There are five states of the domain:
a,TASK_RUNNING(function)--The process is executable; It is either executing or waiting in the run queue. This is the only possibility for a process to execute in user space; This state can also be applied to processes executing in kernel space;
b,TASK_INTERRUPTIBLE(Interruptible)-----The process is sleeping(That means he's blocked),When certain conditions are met, the kernel will set the process state to run. The process in this state will also wake up in advance and be ready to be put into operation at any time due to receiving signal 2;
c,TASK_UNINTERRUPTIBLE(Non interruptible)---This state is the same as the interruptible state except that even if the signal is received, it will not be awakened or ready to be put into operation. This state usually occurs when the process must be undisturbed while waiting or when waiting events will occur. Tasks in this state do not respond to signals.
d,	__TASK_TRACED---Processes tracked by other processes, such as through ptrace Track the debugger.
e,	__TASK_STOPPED(stop it)---The process stops executing; The process is not put into operation, nor can it be put into operation, nor can it be put into operation. Typically, this state occurs when a message is received SIGSTOP,SIGTTIN,SIGTTOU Waiting for the signal. In addition, any signal received during debugging will make the process enter this state;

4. Set current process status

The kernel often needs to adjust the state of a process. It's best to use it at this time set_state(task,state)Function:
sat_task_state(task,state);			/*Set the status of task statk to stata*/

This function sets the specified process to the specified state.

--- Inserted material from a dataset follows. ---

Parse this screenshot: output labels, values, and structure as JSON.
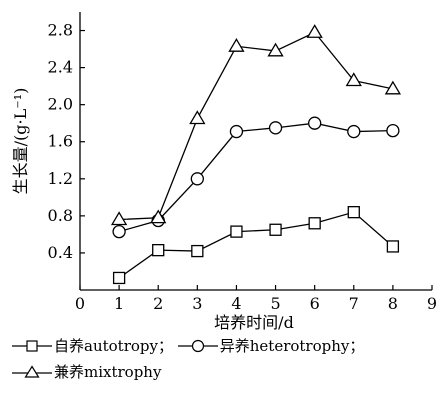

If necessary, it will set a memory barrier to force other processors to reorder (generally only in SMP systems). Otherwise, it will be equivalent to:

  task->state = state;

ste_current_state(state) and set_task(current,state) has the same meaning.
Refer to the description of the implementation of these related functions in < liunx / sched. H >.

5. Process context

Executable program code is an important part of a process. The code is loaded from an executable file into the process's spatial address for execution. General programs are executed in user space. General programs are executed in user space. When a program executes a system call or starts an exception, it will fall into kernel space. At this point, the kernel "executes on behalf of the process" and is in the process context. The current macro is valid in this context. Unless a higher priority process needs to be executed in this gap and acted by the scheduler. If not, the program will continue to execute in user space when the kernel exits and the program recovers.
System calls and exception handlers are clearly defined interfaces for the kernel. In other words, access to the kernel should be through these interfaces.